The sleep-deprived but irrepressible Buchi Akpati, 18, of Woodbridge, Va., also juggled three jobs at once through the semester — one online, another at the gym and another as a beauty consultant. Her days have unfolded like this, once she gets out of bed between 8 a.m. and 11 a.m.:

"I go to class, study in between class, go to work, study at work, go to my other job, Mary Kay, do some facials, sell some products, study in between, go back to my dorm, study and eat at the same time, work online at the same time, study afterwards from like 2 to 6 a.m., then sleep, and then wake up and do the same thing."
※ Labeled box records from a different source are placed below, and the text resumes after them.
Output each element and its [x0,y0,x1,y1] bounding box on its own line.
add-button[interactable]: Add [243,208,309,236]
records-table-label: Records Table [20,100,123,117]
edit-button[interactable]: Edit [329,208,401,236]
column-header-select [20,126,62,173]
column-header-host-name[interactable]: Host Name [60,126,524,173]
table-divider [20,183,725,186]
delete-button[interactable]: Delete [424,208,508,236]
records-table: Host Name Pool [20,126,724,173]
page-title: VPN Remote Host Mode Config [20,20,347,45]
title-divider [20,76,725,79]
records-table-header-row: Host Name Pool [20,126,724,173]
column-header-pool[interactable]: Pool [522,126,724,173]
She is majoring in "biology, pre-medicine, with a splash of Spanish" and adding two summer classes to her workload. "I never get any sleep," she said brightly. "That's the thing."

The poll surveyed students at 40 U.S. colleges, exploring financial pressures, job possibilities, their state of mind and when stress becomes depression. Among the findings on the economy:

  • 22 percent of students said they worry a lot about having enough money to get through a typical week at school, and more — fully one-third — said they worry a lot about the finances of their parents.
  • Nearly one in five changed plans this year and decided to attend graduate or professional school after college because an undergraduate degree might not be enough to get them a job. Staying in school buys time for the economy to improve and defers repayment of student loans but adds living costs and debt.
  • 11 percent of those whose parents lost a job veered away from grad school because they could not afford it. They were twice as likely to avoid grad school as those whose parents did not lose a job. Job loss in the family also made twice as many students consider dropping out — 27 percent. Overall, nearly one in five considered quitting school.
  • 32 percent said financial worries have a lot of impact on the stress they're under, up from 27 percent last spring.